Böyle durumlara düşmeden ve düştükten sonrada Allah‘a yönelip huzura kavuşmak bizim elimizle gerçekleşecek bir durumdur. Eğer böyle yapmadığımız taktirde hep dertlerimizle baş başa kalacak çözüm yollarıda bulduğumuzda da neticesi belki olmayacaktır. Bu da vücudumuzun çok yıpranmasına vesile olacaktır.
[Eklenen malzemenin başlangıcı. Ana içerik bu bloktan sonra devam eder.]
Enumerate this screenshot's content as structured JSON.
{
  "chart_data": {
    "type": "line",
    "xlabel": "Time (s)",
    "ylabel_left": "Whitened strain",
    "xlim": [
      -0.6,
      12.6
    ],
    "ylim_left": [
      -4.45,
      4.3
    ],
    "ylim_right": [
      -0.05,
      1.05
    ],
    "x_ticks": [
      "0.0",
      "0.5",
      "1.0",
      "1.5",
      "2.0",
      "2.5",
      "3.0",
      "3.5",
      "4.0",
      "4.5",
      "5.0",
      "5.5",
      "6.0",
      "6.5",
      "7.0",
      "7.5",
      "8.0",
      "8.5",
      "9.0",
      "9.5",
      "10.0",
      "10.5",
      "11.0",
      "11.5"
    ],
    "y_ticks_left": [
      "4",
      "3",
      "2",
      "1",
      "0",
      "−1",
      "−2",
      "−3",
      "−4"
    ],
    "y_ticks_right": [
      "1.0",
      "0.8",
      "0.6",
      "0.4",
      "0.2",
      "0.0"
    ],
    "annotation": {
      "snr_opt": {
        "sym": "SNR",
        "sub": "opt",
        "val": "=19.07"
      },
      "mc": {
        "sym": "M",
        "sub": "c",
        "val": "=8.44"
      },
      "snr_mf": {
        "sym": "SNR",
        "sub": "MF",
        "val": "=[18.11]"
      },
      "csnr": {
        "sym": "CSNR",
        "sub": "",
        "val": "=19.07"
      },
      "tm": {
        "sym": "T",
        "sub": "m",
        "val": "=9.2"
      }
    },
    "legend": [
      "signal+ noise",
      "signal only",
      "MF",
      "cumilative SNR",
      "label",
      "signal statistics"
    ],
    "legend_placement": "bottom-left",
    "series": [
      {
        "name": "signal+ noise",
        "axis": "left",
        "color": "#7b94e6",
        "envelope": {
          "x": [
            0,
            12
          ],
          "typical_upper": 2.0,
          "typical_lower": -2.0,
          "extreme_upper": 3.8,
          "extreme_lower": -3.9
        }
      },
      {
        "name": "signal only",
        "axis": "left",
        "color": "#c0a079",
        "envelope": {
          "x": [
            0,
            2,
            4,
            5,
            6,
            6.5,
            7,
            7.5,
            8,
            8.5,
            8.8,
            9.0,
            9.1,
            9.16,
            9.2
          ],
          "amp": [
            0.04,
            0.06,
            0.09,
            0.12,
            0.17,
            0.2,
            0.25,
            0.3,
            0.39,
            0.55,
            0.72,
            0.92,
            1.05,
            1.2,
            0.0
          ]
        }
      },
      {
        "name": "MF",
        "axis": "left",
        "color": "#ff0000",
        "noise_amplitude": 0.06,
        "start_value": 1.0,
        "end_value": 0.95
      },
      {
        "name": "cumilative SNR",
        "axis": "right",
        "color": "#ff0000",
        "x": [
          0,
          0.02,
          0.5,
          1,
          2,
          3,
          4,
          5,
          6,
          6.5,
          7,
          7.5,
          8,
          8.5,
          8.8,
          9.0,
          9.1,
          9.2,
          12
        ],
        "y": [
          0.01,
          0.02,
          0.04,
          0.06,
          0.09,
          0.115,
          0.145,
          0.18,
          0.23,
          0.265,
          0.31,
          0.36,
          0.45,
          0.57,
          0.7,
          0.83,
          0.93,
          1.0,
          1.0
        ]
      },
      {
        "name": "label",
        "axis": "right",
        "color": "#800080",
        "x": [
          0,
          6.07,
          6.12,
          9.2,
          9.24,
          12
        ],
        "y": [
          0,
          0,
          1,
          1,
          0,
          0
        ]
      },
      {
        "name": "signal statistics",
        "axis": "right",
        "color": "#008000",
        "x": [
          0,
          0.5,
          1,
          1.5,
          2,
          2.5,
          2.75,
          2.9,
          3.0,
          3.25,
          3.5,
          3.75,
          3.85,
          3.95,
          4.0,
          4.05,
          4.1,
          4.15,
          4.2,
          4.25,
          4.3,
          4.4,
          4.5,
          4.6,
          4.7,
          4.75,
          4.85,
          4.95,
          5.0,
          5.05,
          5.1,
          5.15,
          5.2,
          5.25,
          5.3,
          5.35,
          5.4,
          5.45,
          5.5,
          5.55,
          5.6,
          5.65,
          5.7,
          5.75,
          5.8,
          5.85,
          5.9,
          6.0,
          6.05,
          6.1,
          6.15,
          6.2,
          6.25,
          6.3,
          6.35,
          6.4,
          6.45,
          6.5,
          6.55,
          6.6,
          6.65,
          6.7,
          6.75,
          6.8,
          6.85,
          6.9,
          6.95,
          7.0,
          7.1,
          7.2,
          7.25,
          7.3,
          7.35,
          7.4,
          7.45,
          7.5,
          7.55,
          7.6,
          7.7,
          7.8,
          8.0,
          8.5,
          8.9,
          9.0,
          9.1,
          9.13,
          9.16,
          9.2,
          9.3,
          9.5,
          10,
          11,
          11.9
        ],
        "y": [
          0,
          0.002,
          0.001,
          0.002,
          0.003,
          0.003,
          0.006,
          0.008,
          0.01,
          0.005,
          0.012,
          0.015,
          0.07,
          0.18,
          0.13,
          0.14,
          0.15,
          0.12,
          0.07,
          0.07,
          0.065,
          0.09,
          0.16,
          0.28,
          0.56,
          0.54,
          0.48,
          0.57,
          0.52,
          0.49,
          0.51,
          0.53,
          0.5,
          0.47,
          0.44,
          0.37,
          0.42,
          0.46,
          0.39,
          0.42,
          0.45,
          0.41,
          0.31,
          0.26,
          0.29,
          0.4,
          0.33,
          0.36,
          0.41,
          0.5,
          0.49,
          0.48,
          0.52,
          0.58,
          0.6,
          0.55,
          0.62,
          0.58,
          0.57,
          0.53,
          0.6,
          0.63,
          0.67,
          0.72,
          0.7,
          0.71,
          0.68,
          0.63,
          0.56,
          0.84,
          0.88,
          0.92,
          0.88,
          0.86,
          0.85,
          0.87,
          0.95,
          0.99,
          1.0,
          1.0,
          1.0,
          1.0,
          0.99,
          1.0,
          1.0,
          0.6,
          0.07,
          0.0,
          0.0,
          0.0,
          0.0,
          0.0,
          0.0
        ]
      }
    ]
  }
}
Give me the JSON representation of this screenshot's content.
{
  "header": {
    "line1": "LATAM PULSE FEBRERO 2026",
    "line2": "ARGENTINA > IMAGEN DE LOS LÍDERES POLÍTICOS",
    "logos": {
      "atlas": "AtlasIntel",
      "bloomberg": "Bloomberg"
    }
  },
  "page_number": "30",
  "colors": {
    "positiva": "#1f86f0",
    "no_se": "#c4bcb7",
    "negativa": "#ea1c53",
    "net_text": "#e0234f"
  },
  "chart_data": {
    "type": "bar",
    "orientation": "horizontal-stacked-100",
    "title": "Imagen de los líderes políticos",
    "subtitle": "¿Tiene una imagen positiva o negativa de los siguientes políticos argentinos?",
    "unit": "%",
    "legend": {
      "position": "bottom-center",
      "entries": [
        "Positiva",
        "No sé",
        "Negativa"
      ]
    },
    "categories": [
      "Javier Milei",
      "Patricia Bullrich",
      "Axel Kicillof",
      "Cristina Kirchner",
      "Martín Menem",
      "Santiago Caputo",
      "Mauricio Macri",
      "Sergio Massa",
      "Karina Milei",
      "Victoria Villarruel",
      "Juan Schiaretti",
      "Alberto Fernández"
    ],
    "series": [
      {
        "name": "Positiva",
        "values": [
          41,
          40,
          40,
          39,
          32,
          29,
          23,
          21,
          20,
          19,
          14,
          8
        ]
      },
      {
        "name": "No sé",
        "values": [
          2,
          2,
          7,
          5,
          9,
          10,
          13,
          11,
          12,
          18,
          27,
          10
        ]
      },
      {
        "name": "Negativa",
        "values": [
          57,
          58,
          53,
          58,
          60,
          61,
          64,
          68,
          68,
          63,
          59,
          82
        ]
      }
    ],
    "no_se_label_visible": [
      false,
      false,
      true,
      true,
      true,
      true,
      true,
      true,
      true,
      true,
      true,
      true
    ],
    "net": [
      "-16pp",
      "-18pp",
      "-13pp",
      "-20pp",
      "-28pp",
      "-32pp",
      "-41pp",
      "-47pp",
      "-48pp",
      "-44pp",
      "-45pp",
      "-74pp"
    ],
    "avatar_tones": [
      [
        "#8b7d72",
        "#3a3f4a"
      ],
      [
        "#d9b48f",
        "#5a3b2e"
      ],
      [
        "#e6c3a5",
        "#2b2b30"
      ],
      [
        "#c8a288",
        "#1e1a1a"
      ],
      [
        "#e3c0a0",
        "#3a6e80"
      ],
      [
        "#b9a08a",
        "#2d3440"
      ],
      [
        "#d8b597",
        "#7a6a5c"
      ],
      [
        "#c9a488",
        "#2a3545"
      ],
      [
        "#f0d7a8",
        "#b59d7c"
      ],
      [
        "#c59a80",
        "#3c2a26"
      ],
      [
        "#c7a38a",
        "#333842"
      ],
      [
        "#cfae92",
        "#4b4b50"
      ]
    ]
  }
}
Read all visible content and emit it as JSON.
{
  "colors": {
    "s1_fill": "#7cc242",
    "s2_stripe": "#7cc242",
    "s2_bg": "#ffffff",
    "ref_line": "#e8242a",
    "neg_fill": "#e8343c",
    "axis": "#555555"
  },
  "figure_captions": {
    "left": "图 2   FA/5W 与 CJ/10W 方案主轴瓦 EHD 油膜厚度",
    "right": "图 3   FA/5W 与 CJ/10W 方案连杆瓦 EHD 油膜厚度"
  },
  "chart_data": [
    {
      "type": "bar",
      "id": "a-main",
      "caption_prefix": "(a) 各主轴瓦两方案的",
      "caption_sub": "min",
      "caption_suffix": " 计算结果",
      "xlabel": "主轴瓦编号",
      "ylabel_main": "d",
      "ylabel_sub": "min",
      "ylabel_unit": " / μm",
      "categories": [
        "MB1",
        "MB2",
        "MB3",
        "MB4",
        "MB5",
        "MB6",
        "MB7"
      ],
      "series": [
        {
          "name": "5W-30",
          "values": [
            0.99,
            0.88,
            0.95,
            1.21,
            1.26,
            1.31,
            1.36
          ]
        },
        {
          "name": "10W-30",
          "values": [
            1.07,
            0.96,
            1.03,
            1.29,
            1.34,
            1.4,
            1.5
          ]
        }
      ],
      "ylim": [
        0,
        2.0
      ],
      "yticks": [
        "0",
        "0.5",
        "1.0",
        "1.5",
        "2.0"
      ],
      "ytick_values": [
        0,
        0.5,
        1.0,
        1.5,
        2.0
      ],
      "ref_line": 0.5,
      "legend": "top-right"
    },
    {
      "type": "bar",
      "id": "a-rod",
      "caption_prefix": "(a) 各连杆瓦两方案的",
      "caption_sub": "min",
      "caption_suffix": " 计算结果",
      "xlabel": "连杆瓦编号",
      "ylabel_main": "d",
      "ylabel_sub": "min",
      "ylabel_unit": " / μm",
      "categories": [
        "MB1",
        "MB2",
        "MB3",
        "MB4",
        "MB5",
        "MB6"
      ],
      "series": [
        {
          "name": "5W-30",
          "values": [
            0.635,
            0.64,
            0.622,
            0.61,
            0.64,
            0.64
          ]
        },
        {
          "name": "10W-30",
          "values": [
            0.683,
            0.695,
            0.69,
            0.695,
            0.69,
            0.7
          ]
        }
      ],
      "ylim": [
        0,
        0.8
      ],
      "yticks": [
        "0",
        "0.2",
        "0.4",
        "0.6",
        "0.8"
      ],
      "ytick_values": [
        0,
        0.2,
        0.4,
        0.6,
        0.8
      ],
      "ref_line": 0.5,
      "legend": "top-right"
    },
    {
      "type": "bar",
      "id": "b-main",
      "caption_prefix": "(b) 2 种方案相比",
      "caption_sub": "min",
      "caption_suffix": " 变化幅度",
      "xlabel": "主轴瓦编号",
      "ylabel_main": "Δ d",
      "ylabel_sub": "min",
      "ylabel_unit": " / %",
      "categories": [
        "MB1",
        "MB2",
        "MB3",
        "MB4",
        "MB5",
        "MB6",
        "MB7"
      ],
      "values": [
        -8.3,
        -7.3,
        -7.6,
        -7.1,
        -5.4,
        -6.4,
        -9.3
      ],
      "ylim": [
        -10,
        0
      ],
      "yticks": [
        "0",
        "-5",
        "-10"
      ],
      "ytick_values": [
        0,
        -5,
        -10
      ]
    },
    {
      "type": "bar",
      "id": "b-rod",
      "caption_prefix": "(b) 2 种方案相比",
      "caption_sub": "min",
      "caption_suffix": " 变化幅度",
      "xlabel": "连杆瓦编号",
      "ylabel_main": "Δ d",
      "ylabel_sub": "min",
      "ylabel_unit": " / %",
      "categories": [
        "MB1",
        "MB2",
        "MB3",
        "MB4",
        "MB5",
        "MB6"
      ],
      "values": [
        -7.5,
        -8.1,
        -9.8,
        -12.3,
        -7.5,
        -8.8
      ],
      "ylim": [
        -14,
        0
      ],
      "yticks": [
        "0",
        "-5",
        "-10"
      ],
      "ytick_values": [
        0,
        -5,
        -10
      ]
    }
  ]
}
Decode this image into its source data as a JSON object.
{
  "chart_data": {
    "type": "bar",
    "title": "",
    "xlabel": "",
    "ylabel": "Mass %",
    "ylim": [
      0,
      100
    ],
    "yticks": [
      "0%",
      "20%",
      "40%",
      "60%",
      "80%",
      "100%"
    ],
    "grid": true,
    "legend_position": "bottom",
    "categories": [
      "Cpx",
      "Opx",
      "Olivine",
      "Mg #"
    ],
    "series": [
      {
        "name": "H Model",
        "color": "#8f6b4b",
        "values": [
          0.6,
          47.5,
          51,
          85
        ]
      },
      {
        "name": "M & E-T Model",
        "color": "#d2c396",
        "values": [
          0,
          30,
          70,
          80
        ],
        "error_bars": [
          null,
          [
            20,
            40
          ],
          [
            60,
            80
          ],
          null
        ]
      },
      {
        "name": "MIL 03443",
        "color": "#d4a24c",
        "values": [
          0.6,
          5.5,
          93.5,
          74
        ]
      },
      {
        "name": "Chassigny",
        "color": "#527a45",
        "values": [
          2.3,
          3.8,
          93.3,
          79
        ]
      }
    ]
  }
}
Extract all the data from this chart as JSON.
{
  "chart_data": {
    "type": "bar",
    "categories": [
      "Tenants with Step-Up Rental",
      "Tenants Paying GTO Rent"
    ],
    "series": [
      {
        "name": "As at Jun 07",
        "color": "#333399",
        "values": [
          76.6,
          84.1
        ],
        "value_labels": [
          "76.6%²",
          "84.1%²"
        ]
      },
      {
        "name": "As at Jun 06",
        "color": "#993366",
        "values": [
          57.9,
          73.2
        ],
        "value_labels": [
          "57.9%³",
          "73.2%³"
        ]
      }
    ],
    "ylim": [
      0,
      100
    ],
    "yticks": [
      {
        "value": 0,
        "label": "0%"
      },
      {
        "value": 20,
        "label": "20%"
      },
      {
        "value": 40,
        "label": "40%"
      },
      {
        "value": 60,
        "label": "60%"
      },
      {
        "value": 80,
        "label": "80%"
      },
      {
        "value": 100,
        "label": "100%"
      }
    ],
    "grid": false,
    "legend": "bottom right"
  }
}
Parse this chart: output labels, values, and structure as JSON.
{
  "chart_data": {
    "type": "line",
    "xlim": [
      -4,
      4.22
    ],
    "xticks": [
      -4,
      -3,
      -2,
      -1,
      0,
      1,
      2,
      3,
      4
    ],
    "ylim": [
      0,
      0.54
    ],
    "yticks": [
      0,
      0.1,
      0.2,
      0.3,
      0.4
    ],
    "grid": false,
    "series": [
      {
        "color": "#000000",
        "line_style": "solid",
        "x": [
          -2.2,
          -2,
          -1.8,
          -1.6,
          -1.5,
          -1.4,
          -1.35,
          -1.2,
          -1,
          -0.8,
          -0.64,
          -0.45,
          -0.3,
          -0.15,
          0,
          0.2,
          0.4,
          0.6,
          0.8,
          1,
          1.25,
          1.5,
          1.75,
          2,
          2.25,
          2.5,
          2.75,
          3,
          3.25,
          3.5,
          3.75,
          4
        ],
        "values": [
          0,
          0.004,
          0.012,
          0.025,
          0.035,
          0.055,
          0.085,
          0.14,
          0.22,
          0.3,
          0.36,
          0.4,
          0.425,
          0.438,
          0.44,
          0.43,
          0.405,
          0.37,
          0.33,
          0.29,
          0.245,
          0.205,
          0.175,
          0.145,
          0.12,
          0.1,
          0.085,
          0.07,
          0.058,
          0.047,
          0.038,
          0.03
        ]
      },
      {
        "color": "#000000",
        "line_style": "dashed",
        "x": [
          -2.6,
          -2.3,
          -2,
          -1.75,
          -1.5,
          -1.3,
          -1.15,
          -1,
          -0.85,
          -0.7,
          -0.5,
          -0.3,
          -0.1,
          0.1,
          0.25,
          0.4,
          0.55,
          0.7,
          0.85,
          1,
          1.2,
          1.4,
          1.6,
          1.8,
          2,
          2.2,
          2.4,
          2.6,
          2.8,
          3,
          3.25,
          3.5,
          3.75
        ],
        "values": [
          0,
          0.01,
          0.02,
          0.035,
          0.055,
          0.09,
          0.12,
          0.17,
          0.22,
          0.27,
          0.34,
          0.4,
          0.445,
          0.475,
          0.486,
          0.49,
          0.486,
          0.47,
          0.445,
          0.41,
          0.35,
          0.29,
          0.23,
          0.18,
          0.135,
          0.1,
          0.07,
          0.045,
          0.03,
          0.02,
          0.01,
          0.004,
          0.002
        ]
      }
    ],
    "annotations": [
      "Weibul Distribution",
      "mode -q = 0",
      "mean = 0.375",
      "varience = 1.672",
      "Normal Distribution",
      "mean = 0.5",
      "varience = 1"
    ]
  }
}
Dünya hayatı hep inişli çıkışlıdır, bazende büyük  fırtıların koptuğu imtihanlar şeklinde olabilmektedir. Bu imtihanlar insanlara ve milletlere geldiği gibi, Bazende toplumlar, konumlarına ve durumlarına göre değişik testlere de tabii tutulabilinir. Bu imtihanlar neticesinde bazı şeyler savrulmuş gibi görünebilir. Böyle testlerin arkasında bu fırtınalara sebebiyet veren veya peşinden giden merhametsiz insanlar bulunabilir.

Bunlardan zarar görmüşte olabilirsin veya olabiliriz. Benim buradaki duruşum Allah‘a olan inancım ve sağlam bir kalbe sahip olmamla gerçekleşecektir. Burda bize düşen  bir kul olarak nasıl davranmamız gerekiyorsa öyle durmamızdır. Ya Allah’ın bir kulu gibi hareket edeceğiz ya da gözlerimizi yumup, duymayıp konuşmayarak köleleşmiş bir topluluk haline geleceğiz. Sağlam bir duruş sergileyip Lailaheillallah diyorsak kurtuluşa ereceğimiz günlerin yakın olduğunuda biliyoruz demektir.

Hz İsa‘nın havarilerine söylediği, ”mutlaka iyilik yapın, size iyilik yapana karşı iyilik yapın demiyorum. Ben size kötülük yapanada iyilik yapın diyorum” diyordu. Hz İsa‘nın sözlerinden şunu anlıyoruzki; birisine iyilik demek, sana kötülük yapana iyilikte bulunmak demektir. Bu sözler Hz İsa‘nın yetişme tarzındaki huyunun ve ahlaki yapısının, her türlü olumsuz şartlarda bile insanlara karşı nasıl davranacağını, bu davranışların karşılık beklemeden ne kadar da mükemmel yapıldığını, yaşadığı hayatı, hayatın içersinde yaşarkende göstermektedir.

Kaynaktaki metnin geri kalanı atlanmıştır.